Muito se ouve falar nos dias de hoje sobre o storytelling como uma técnica de marketing para divulgar produtos ou marcas. Mas a verdade é o que o storytelling, isto é, o contar histórias, nasceu praticamente junto à capacidade humana de se comunicar e foi essencial para o avanço da humanidade.

Para nos aprofundarmos nesse tema, nada melhor do que… contar uma história.

Começo, meio e fim

Certa vez, um professor de meia-idade muito inteligente, que teve professores igualmente inteligentes, fez algumas anotações para usar em suas aulas. Eram apenas ideias que ele tinha sobre a arte que era feita na região onde ele vivia, sobretudo o teatro, e que serviriam de guia para suas apresentações orais. O que ele não sabia é que essas anotações virariam o livro de maior influência na história das artes durante os séculos seguintes.

Estamos falando, é claro, de “Poética”, do filósofo Aristóteles, que viveu na Grécia no início do século III a.C.

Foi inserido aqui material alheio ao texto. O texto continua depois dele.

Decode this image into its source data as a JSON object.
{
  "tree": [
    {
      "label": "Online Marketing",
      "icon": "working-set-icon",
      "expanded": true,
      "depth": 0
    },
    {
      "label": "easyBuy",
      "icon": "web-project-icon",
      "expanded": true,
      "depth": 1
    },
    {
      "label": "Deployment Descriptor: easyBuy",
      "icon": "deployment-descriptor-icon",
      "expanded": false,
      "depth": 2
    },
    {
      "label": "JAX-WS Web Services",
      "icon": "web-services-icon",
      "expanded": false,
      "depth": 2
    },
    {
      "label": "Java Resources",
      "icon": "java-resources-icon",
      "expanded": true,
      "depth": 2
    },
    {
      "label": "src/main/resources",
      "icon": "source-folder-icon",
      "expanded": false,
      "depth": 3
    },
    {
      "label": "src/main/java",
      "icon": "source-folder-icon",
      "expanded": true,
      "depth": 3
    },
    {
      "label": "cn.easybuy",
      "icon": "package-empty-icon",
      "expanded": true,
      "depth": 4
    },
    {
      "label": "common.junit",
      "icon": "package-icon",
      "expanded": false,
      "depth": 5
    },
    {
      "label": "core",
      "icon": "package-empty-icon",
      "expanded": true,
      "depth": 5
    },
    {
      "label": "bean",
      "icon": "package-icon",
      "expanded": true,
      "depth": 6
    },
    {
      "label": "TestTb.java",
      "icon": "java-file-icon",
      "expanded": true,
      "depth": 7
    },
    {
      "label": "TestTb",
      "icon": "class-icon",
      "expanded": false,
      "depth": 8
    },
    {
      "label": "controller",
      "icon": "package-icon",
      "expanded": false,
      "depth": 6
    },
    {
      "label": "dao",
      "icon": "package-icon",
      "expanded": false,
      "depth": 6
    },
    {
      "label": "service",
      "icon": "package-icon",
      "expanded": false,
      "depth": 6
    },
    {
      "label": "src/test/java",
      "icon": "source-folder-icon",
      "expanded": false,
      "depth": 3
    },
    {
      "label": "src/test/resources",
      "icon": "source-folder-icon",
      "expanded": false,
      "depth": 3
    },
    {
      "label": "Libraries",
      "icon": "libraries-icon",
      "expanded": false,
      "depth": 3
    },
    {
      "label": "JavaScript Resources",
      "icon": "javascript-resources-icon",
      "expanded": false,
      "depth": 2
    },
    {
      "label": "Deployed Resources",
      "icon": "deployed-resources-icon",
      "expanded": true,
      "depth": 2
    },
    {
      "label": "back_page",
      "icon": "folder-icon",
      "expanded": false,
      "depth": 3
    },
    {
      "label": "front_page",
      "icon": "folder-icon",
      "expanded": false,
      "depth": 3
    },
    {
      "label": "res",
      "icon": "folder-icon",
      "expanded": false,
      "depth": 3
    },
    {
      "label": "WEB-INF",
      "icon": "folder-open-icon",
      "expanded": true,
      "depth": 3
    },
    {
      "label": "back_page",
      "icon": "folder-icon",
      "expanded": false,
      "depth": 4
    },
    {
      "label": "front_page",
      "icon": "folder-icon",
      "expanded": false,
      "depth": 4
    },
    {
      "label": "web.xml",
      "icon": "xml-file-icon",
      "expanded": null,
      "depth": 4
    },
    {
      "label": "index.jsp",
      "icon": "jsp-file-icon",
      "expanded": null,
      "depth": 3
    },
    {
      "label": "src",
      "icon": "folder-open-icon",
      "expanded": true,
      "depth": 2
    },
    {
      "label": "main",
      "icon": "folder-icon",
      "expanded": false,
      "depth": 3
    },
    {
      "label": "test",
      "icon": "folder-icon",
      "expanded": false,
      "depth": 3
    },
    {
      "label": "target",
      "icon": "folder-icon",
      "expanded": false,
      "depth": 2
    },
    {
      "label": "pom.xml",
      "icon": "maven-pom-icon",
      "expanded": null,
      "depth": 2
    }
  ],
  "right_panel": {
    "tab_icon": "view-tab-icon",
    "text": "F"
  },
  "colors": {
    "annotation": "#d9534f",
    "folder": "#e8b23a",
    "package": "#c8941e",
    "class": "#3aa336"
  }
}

Entre conceitos por vezes controversos de tragédia x comédia, enredo x personagem, Aristóteles estruturou as histórias de uma forma que pode nos parecer óbvia hoje, mas que foi revolucionária para a época: dividindo-as em começo, meio e fim.

Tese, antítese, síntese

Estudiosos que vieram depois dele foram evoluindo essa divisão — e o próprio entendimento do significado de contar histórias.

Em “A arte da escrita dramática”, publicado em 1946, o dramaturgo húngaro Lajos Egri faz um contraponto às reflexões de Aristóteles, e apresenta o conceito de começo, meio e fim como tese, antítese e síntese. Isto é, no começo de uma história apresenta-se algo: uma ideia, uma situação, o status quo. No meio, algo balança esse status quo, uma ideia oposta surge, uma situação diferente se instaura: é a antítese. Por fim, a situação se resolve, criando uma nova situação, uma nova ideia, um novo status quo: é a síntese.

Alguns anos depois, em 1949, o estadunidense Joseph Campbell publicou “O Herói de Mil Faces”, outro clássico do storytelling, em que são apresentadas jornadas arquetípicas de histórias contadas em diferentes sociedades e diferentes épocas, mostrando — e isto é uma simplificação grosseira da complexidade da obra — que contamos sempre as mesmas histórias, com roupagens diferentes.

Empatia

Outro conceito inerente ao storytelling e fundamental para a arte de contar histórias é o conceito de empatia.

Empatia é a capacidade de se colocar no lugar do outro, buscando agir ou pensar da forma como ela pensaria ou agiria nas mesmas circunstâncias. É um canal de conexão com o outro, que faz com que se consiga compreender e reproduzir suas emoções como se fossem suas.

Portanto, as histórias têm um poder de engajamento, de envolvimento, que vai além das palavras e da razão: elas conectam de forma emocional, profunda e universal.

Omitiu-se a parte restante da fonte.